Bu haklı eleştiriden sonra bu kez de valideliğin önemine atıf yapar ve kendi annesinden hareketle validelerin birer muallime olduğuna şöyle dikkat çeker:
"Evet, insanın en birinci üstadı ve tesirli muallimi onun validesidir. Ben kendi şahsımda daima bunu hissediyorum. Bu seksen sene ömrümde seksen bin zattan ders aldığım hâlde kasem ederim ki en esaslı ve sarsılmaz dersi merhum validemden aldım. Onun verdiği telkinat ve manevî derslerdir ki ruhuma sereyan etmiş, fıtratımda yerleşmiştir.

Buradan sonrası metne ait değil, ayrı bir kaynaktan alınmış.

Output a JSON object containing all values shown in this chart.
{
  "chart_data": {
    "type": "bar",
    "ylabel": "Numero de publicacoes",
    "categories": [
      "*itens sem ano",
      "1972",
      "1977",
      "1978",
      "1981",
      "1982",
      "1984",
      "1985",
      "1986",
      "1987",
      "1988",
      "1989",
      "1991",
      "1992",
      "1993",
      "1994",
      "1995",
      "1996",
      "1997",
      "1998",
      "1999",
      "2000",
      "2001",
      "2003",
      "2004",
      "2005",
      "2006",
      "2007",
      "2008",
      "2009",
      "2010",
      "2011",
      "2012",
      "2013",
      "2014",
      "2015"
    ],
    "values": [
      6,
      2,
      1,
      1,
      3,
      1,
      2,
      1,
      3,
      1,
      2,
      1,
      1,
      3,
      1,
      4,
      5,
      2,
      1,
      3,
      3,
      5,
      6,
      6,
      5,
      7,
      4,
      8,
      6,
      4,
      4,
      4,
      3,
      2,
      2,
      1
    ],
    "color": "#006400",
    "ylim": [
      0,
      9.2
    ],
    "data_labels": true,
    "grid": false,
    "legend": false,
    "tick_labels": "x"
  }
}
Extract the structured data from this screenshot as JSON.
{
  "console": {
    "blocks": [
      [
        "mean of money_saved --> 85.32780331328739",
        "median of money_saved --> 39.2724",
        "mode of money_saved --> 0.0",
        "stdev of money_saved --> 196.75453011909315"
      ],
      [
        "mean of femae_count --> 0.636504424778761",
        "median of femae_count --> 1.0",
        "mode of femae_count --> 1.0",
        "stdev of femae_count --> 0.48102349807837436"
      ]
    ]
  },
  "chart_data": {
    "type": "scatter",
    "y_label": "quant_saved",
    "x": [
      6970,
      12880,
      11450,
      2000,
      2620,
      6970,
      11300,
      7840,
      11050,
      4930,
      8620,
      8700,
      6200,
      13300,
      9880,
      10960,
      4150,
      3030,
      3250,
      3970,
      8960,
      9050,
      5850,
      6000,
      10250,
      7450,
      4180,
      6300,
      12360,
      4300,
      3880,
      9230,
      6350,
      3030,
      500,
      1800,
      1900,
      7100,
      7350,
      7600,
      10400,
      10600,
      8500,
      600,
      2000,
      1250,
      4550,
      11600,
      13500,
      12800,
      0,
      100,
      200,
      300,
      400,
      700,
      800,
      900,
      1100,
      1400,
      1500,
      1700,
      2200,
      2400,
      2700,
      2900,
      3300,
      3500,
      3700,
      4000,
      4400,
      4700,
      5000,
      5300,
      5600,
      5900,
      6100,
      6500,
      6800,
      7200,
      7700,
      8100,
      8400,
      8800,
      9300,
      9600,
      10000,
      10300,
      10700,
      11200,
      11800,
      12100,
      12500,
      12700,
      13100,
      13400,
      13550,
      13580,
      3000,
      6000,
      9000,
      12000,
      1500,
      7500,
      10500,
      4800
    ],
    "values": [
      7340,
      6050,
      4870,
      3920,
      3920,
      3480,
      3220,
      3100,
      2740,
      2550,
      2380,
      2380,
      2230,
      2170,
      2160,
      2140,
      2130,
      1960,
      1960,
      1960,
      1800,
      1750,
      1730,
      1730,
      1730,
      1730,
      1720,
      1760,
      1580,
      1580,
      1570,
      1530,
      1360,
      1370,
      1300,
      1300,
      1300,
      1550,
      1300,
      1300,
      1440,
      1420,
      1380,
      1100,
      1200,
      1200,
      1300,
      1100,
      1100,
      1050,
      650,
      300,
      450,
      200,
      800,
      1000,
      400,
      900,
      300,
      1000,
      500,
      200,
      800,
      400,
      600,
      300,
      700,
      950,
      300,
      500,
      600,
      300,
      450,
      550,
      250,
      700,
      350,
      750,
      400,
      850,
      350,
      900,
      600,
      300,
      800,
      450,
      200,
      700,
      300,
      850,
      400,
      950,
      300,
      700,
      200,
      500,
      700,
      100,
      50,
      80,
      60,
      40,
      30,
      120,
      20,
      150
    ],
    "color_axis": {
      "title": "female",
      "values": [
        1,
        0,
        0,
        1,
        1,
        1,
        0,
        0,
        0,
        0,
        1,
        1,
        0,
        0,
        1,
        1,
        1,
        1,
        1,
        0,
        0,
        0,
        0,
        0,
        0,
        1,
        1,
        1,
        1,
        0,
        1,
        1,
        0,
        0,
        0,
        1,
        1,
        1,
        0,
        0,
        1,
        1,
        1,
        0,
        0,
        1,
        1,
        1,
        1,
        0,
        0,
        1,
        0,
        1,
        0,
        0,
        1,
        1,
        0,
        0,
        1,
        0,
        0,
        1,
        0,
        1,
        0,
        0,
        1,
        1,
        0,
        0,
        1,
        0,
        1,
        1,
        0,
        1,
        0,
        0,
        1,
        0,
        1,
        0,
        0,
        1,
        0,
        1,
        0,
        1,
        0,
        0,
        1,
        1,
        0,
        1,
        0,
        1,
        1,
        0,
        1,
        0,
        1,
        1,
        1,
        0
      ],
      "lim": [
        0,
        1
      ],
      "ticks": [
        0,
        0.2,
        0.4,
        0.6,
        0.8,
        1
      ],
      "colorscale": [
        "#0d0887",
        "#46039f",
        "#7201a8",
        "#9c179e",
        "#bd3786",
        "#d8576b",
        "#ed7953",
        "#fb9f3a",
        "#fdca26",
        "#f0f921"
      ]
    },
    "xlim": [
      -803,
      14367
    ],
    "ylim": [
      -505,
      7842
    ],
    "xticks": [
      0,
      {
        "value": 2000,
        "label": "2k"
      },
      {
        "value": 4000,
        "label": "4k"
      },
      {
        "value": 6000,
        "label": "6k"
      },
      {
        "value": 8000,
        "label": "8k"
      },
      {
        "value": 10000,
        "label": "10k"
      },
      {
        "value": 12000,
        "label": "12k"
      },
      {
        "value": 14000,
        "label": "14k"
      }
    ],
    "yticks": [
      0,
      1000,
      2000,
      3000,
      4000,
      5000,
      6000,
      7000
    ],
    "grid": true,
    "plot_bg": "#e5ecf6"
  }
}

Bugün hayatımı ona borçluyum.
"Özetle, meslek ve meşrebimin dört esasından en mühimmi olan şefkati, Risâle-i Nur'un en büyük hakikati olan acımak ve merhamet etmeyi, validemin manevî derslerinden aldığımı şimdi yakinen anlıyorum ve görüyorum..."
Kadınların dünya saadetinin yanı sıra uhrevi saadeti çok ciddiye almaları gerektiğini beyan eden Said Nursî, en şiddetli darbenin aileyi yıkmak olduğunu beyanla görüş ve düşüncelerini şöyle dile getirir:
"Siz hemşirelerime ve manevî evlâdlarıma kat'iyen beyan ediyorum ki kadınların saadet-i uhreviyesi gibi saadet-i dünyeviyelerini de, fıtratlarındaki ulvî seciyelerini de bozulmaktan kurtaracak yegâne şey, daire-i İslâmiyedeki terbiye-i diniyedir. Bundan başka çare yoktur. Rusya'da o biçare taifenin ne hâle girdiğini işitiyorsunuz.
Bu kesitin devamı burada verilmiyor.